Bradley Merrill Thompson, a Member of the Firm in the Health Care and Life Sciences practice, in the firm’s Washington, DC, office, was quoted in the Bloomberg BNA Medical Devices Law & Industry Report, in “FDA Gives Advice on Getting Innovative Devices to Market Faster,” by Bronwyn Mixter. (Read the full version – subscription required.)
Following is an excerpt:
Medical device companies are getting more guidance from the FDA on how to use an alternative pathway to get innovative products on the market faster. …

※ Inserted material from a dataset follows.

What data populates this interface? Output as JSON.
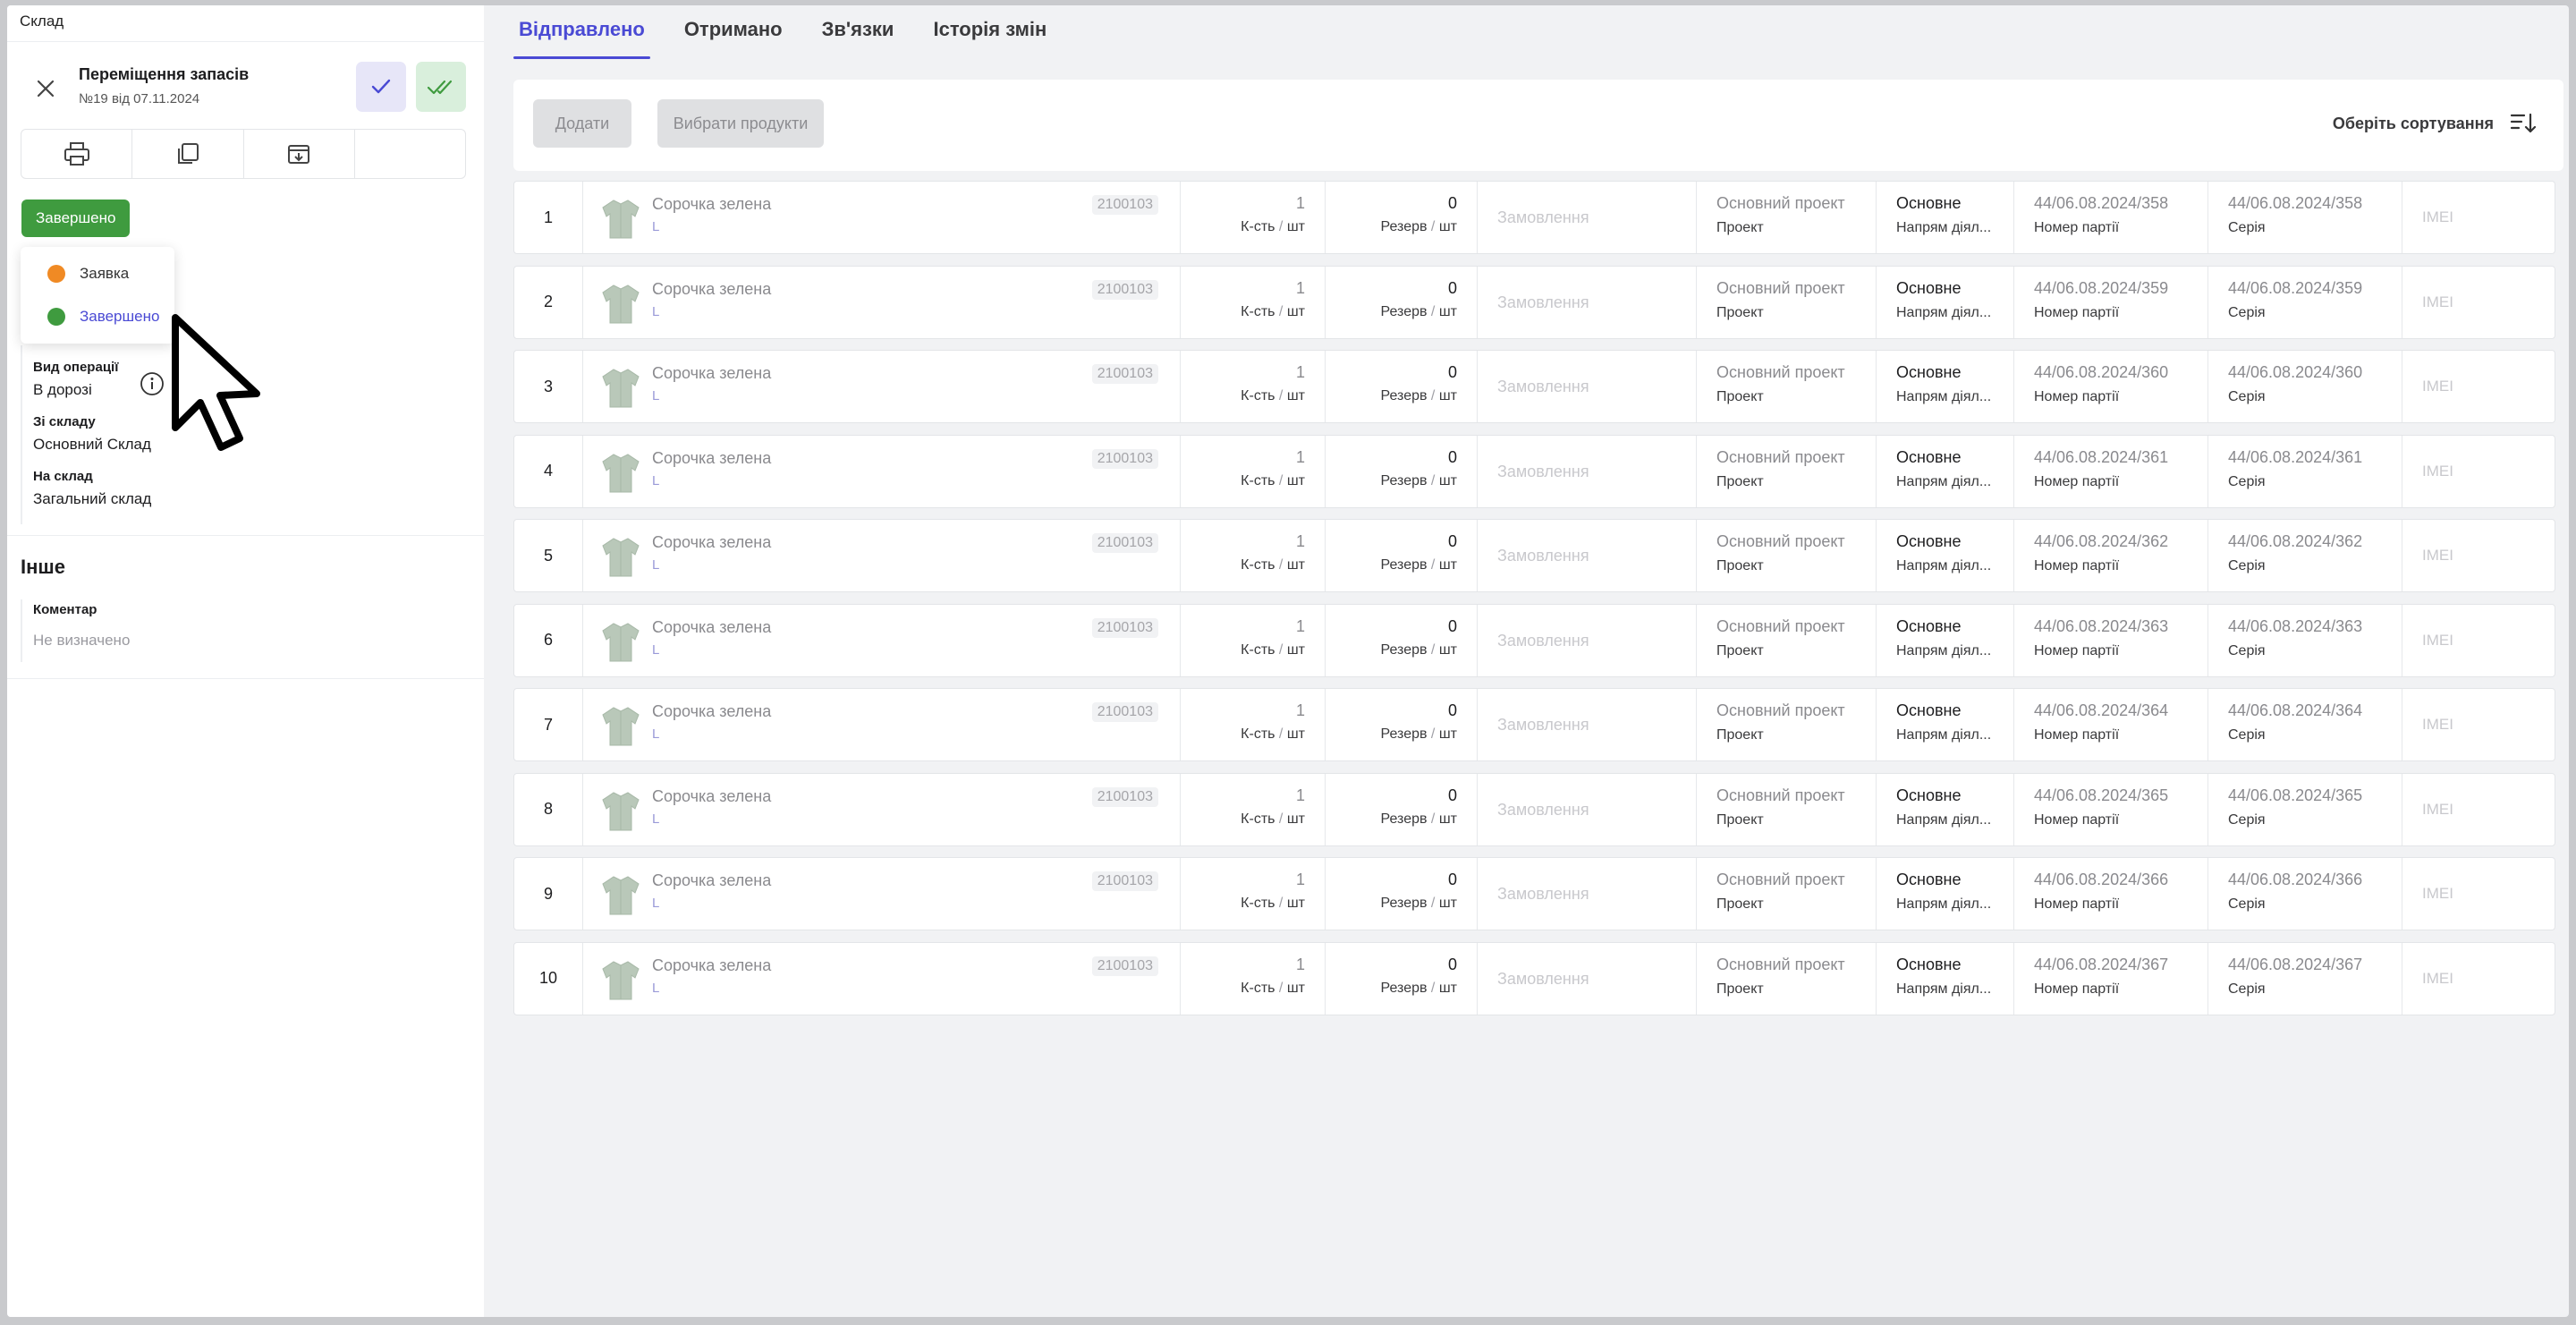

One issue with the pathway is that the first company that pursues a de novo creates an easy pathway for competitors to follow along at much less cost to them.
Bradley Merrill Thompson, a Washington-based health-care attorney with Epstein Becker & Green PC, told Bloomberg BNAin an Oct. 27 email, “the problem with the de novo process is it requires a big, kindhearted company to absorb the cost of the regulation for all of its competitors, all within the capitalistic framework” and “that’s asking a lot.” Thompson also is a Bloomberg Law advisory board member.
“As the cost and burden of submitting a de novo approaches that of a PMA, companies will find it better to pursue the PMA because the results of that exclude competitors,” Thompson said. De novos became more expensive for fiscal year 2018 because device makers now have to pay a user fee for de novo submissions. For FY 2018, the standard fee for de novo submissions is $93,229, and the de novo fee for a small business is $23,307. A small business is defined as a business that reported $100 million or less of gross receipts or sales in its most recent federal income taxable year.